Коля, собиравший дрова в охапку, только головой мотнул.
— Больше — нет. Только хлеб.
— Только хлеб — что?
Коля наморщил лоб и даже зажмурился, мучительно подыскивая нужное слово.
— Про… проходит.
— А если их — к нам? А? Детей — к нам?
— Хотел, — выдохнул Коля. — Никак! Никак! Плакали!
Плечи его затряслись, в глазах стояли слёзы.
— Плакали! Не могу… слышать! — он закрыл уши ладошками. — Плачут! Сюда, — он ткнул пальцем в пол, — хлеб. Туда, — он указал за спину, — я. Они — нет!
Павлик выругался. Мама, конечно, запрещает говорить такие слова, но её же тут нету. Теперь надо дрова отнести, а то малышня замёрзнет.
Подождав, пока Коля немного успокоится, они внесли в квартиру две больших охапки дров, положили возле печки.
— Спасибо, мальчики, — с присвистом сказала Тоня и закашлялась. — Теперь… Теперь не замёрзнем.
— Я сейчас, — сказал Павлик. — Там это… Тряпки под дверь…
А в следующее мгновение Коля больно ухватил его за руку, и в глазах у Павлика потемнело.
* * *
— Ты смотри, куда летишь, малой! О, ещё один! — рослый мужчина в светлом костюме отшатнулся в сторону, когда из-за угла дома под ноги ему вывалился Павлик, а следом за ним и Коля.
— Извините, — Павлик потёр ушибленный локоть, помог подняться Коле, отряхнул его шорты.
Потом оглянулся. Они были в двух шагах от дома — но, наверное, прошло сколько-то времени, потому что тени стали длиннее и рядом не было Петяя с его дружками.
Июльское солнце жарило нещадно, небо было высоким и чистым.
Неслись по улице машины, спешили пешеходы.
Ни снега.
Ни холода.
Ни комнаты, в которой голодные дети ждут хлеба.
Показалось? Привиделось?
Но тело ещё хранило память о пронизывающем ветре, и в рельефы подошв набился грязный снег, сейчас он таял и расплывался по асфальту тёмными каплями; и у Нытика под рубашкой не было ни одной чёрствой краюшки.
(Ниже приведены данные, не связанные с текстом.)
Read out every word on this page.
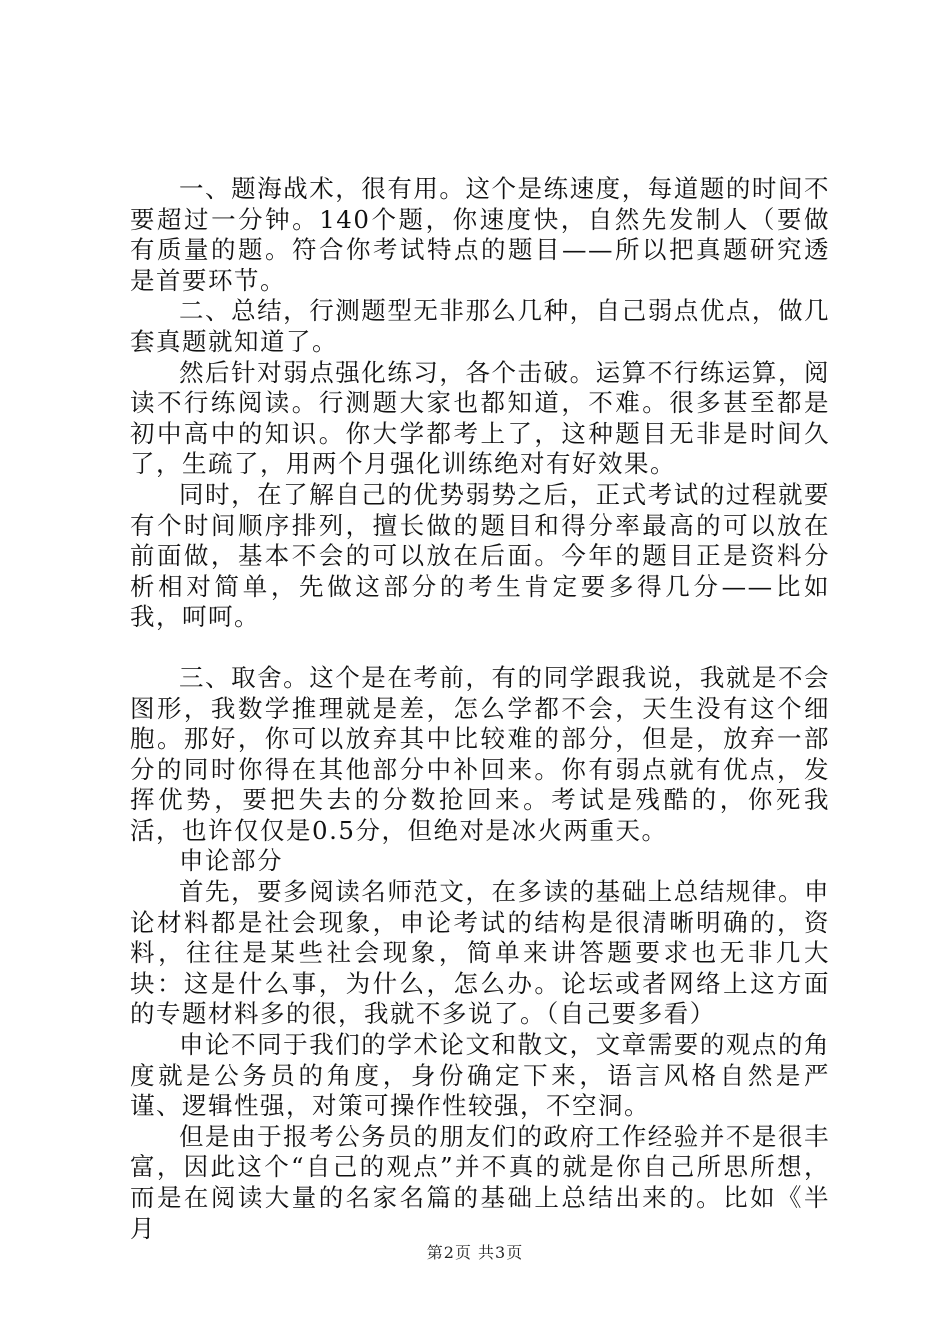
一、题海战术，很有用。这个是练速度，每道题的时间不要超过一分钟。140个题，你速度快，自然先发制人（要做有质量的题。符合你考试特点的题目——所以把真题研究透是首要环节。

二、总结，行测题型无非那么几种，自己弱点优点，做几套真题就知道了。

然后针对弱点强化练习，各个击破。运算不行练运算，阅读不行练阅读。行测题大家也都知道，不难。很多甚至都是初中高中的知识。你大学都考上了，这种题目无非是时间久了，生疏了，用两个月强化训练绝对有好效果。

同时，在了解自己的优势弱势之后，正式考试的过程就要有个时间顺序排列，擅长做的题目和得分率最高的可以放在前面做，基本不会的可以放在后面。今年的题目正是资料分析相对简单，先做这部分的考生肯定要多得几分——比如我，呵呵。

三、取舍。这个是在考前，有的同学跟我说，我就是不会图形，我数学推理就是差，怎么学都不会，天生没有这个细胞。那好，你可以放弃其中比较难的部分，但是，放弃一部分的同时你得在其他部分中补回来。你有弱点就有优点，发挥优势，要把失去的分数抢回来。考试是残酷的，你死我活，也许仅仅是0.5分，但绝对是冰火两重天。

申论部分

首先，要多阅读名师范文，在多读的基础上总结规律。申论材料都是社会现象，申论考试的结构是很清晰明确的，资料，往往是某些社会现象，简单来讲答题要求也无非几大块：这是什么事，为什么，怎么办。论坛或者网络上这方面的专题材料多的很，我就不多说了。（自己要多看）

申论不同于我们的学术论文和散文，文章需要的观点的角度就是公务员的角度，身份确定下来，语言风格自然是严谨、逻辑性强，对策可操作性较强，不空洞。

但是由于报考公务员的朋友们的政府工作经验并不是很丰富，因此这个“自己的观点”并不真的就是你自己所思所想，而是在阅读大量的名家名篇的基础上总结出来的。比如《半月

第2页 共3页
Они остались там, в тёмной душной комнате, где маленькая девочка Маша просит картошки с молоком, где, укутавшись в собранные из чужих квартир одёжки, сидят истуканчиками мальчики Дима и Ромка, и тяжело, с присвистом дышит девочка Тоня, которая у них за старшую. И сейчас она смотрит на язычки пламени в железном нутре печки и считает, на сколько можно растянуть те горбушки, что остались в запас, и на сколько хватит дров, что принесли неизвестно откуда взявшиеся мальчишки.
— Ты пойдёшь туда снова? — спросил Павлик у Коли.
Тот посмотрел на него взглядом побитой собачки, и Павлик вдруг сам чуть не расплакался.
— Просят, — прошептал Коля. — Плачут. Надо хлеба…
— Будет хлеб, — сказал Павлик. — Не уходи никуда, слышишь? Слышишь?!
Не дожидаясь ответа, он побежал к подъезду.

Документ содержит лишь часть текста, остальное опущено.